The primary features of his world, spatially, is his apartment building. Most of the story takes place in his apartment, and we see that from the perspective of the narrator following the man first. Then we see the apartment from the narrator’s view of the woman, as she spends her days there while he is at work. She fell into a routine of waking up each morning, listened to the Haitian radio stations, cooked, and wrote letters to her friends and family back home. She is in a new world and is still holding on to her culture and her life back home. In the world of the apartment, one day when he gets home from work she had cooked dinner for him and his two other male roommates. The apartment then felt like a family,with this sense of unity, as they all spoke and ate together.
Besides from when she first gets off the plane and leaves the JFK airport, the only time when she experiences the new world is on the weekends when he doesn’t have work. He is afraid that she shouldn’t leave the apartment and wander, for the fear of her getting lost, and struggling with her lack of English. So he takes her out that weekend and she catches a glimpse of the new world she is in. They take the bus and go to the park. At the end of the day on the way home, they are both thinking about Carnival, and how they dressed as a bride and groom and wandered the streets looking for someone to marry them. This belief of the Haitians is a tradition to the carnival celebration. The story ends with her thinking about what if they were to do that in this new world.

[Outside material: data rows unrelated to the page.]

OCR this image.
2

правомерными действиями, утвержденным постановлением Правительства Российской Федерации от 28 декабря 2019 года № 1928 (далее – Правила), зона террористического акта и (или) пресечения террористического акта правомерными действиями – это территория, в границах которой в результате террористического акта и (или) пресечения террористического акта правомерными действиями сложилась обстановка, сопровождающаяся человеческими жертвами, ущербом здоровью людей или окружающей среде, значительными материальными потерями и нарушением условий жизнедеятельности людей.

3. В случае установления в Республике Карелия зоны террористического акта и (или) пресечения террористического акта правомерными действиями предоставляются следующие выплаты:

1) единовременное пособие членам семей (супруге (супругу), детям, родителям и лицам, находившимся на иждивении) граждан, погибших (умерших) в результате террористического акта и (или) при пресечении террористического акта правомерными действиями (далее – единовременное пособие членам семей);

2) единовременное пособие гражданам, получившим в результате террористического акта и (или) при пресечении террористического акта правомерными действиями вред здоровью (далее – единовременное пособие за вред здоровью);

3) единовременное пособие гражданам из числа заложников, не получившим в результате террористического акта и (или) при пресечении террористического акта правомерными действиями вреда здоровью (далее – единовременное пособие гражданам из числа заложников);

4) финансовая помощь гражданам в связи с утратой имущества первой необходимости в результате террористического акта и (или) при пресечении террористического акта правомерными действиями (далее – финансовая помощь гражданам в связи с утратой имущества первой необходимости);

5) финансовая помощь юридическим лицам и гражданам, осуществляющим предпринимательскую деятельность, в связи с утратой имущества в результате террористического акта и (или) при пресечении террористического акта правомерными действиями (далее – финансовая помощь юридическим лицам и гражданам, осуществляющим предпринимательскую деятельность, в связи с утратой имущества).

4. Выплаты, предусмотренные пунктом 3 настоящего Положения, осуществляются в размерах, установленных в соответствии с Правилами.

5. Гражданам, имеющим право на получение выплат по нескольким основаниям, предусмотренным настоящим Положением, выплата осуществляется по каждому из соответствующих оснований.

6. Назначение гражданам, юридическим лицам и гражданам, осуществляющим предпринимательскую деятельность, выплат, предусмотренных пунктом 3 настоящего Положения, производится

To describe and convey the world to us, the creator doesn’t just tell us about the world, but describes it through actions. In the beginning, the man asked his landlord if his wife could stay. The landlord, being a wealthier caucasian woman, said yes, but “I just hope she’s clean.” I realized the landlord said this because the wife is coming from a foreign country. This scene shows the culture and beliefs of the time that characterize the world.